Kurz vor dem 100. Geburtstag von Albrecht Weinberg hat Niedersachsens Ministerpräsident Stephan Weil das Engagement des Holocaustüberlebenden, die Erinnerungen an die Verbrechen der Nazis wachzuhalten, gewürdigt. «Ich bin Albrecht Weinberg ungeheuer dankbar, dass er in hohem Alter in seine Heimat zurückgekehrt ist. Selbstverständlich war das mit Sicherheit nicht, nach den Erfahrungen, die Sie in Deutschland gemacht haben», sagte Weil bei einem persönlichen Gespräch mit Weinberg im Alten Rathaus in Leer. Der Ehrenbürger der Stadt wird am Freitag 100 Jahre alt.
Weinberg überlebte die drei Konzentrationslager Auschwitz, Mittelbau-Dora im Harz, Bergen-Belsen bei Celle und mehrere Todesmärsche. Seine jüdische Familie wurde von den Nazis fast vollständig ermordet. 2012 kehrte er zusammen mit seiner Schwester aus den USA zurück in seine ostfriesische Heimat. Seitdem geht er auch in Schulen und berichtet Schülerinnen und Schülern von dem größten Menschheitsverbrechen.

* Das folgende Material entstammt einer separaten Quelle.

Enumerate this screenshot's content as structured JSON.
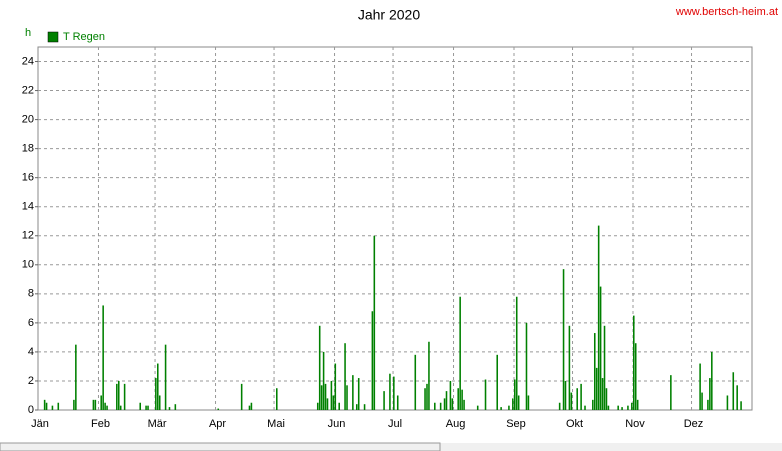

Sorge vor neuem Rechtsextremismus
Vor wenigen Wochen protestierte er auch, im Rollstuhl sitzend, bei einer Demonstration gegen Rechts in Leer. Weinberg hatte sich zuletzt besorgt vor einem erstarkenden Rechtsextremismus in Deutschland gezeigt. Nachdem die Union mit Stimmen der AfD einen Bundestagsantrag zur Migrationspolitik durchgebracht hatte, gab er aus Protest sein Bundesverdienstkreuz an Bundespräsident Frank-Walter Steinmeier zurück.
Dafür, dass er nach seiner Rückkehr nach Ostfriesland noch im hohen Alter angefangen habe, mit jungen Leuten zu sprechen und in Schulen zu gehen, sei er Weinberg noch dankbarer, sagte Ministerpräsident Weil. «Dass er das so lange durchgehalten hat, das finde ich wirklich großartig.» Weinbergs schreckliche persönliche Erlebnisse stünden beispielhaft für die «dunkelste Phase der deutschen Geschichte».
Was zum Geburtstag geplant ist
Weil hob auch die enge Beziehung hervor, die gerade viele jüngere Leute zu dem Holocaustüberlebenden hätten. Das Gymnasium in seinem Heimatort Rhauderfehn (Landkreis Leer) etwa trägt seinen Namen. Die Schüler dort beschäftigen sich intensiv mit dem Leben Weinbergs und der NS-Geschichte.
«Ich kenne übrigens kein anderes Beispiel, wo ein Gymnasium nach einer lebenden Person benannt worden ist», sagte Weil. «Das ist wirklich auch, glaube ich, ein Symbol für die Dankbarkeit, die ganz viele junge Leute Albrecht Weinberg gegenüber empfinden.»
Zu seinem 100. Geburtstag plant die Stadt Leer am Freitag einen Empfang für Albrecht Weinberg mit vielen Gästen im Rathaus. Da Weil am Freitag nicht bei der Feier in Ostfriesland sein kann, kam es schon vorher zu dem Besuch.